Per quanto riguarda il clima, Astana è spesso chiamata la Dubai sotto zero, perché la sue architetture moderne devono fare i conti con un clima che d’inverno sa essere molto rigido. È la capitale più fredda al mondo tanto che ormai gli abitanti sono abituati e si preoccupano seriamente del gelo soltanto quando la temperatura raggiunge i – 30°. Da queste parti infatti, le correnti siberiane hanno fatto scendere il termometro anche all’incredibile – 52°. Astana si trova nella parte settentrionale del Kazakistan, nella zona delle steppe, e per questo la sua temperatura estiva media non è eccessiva, ma assolutamente godibile (a luglio si assesta tra i 20 e i 27 gradi), anche se sono possibili ondate di calore che possono far schizzare il termometro anche a 40 gradi.

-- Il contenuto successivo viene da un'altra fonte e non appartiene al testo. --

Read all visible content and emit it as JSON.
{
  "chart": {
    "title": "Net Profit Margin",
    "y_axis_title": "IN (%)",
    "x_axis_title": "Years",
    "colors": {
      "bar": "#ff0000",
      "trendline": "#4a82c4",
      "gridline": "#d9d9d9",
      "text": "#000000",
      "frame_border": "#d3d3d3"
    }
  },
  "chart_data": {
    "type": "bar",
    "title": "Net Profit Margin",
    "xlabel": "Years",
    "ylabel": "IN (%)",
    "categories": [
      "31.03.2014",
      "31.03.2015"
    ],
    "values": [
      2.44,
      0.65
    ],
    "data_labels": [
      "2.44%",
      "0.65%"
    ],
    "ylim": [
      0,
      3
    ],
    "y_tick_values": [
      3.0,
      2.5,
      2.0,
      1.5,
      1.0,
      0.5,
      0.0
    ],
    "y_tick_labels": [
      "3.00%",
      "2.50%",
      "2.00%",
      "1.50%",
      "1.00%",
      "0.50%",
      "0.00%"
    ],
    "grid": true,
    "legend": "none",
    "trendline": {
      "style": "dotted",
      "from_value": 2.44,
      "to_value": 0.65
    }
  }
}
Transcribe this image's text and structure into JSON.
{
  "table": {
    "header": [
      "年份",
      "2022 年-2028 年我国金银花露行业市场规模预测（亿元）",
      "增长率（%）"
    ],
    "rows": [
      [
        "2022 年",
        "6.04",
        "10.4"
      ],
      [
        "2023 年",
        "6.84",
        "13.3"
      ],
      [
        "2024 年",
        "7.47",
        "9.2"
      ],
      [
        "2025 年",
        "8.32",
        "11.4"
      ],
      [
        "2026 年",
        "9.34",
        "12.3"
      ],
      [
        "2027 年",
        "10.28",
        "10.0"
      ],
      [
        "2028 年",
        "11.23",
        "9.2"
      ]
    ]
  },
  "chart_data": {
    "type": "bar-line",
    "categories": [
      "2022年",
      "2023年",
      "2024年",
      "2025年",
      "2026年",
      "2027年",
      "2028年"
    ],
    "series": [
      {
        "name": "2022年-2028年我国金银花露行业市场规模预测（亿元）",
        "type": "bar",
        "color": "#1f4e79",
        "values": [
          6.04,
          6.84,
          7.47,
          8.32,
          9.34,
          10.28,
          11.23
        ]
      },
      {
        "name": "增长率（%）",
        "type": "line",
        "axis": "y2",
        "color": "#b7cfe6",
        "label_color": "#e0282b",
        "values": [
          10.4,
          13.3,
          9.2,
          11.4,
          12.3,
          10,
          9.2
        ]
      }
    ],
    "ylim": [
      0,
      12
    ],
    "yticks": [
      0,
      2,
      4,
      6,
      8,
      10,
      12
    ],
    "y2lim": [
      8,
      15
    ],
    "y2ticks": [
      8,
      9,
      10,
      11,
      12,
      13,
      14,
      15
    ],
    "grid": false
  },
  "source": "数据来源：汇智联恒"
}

Primavera e autunno, invece, sono piuttosto imprevedibili con il rischio di forti venti e di temperature che oscillano notevolmente tra un giorno e l’altro.

Dall’Italia, Astana non è raggiungibile direttamente perciò dovrete fare almeno uno scalo (di solito a Istanbul, Francoforte o Mosca). Dalla capitale russa, la capitale del Kazakistan è collegata anche da una ferrovia, ma vi avvertiamo fin da subito che la distanza da percorrere è piuttosto impegnativa (oltre 2.200 chilometri). Per quanto riguarda gli hotel di Astana, il costo medio è attorno ai 40 Euro al giorno anche se non mancano le soluzioni più lussuose.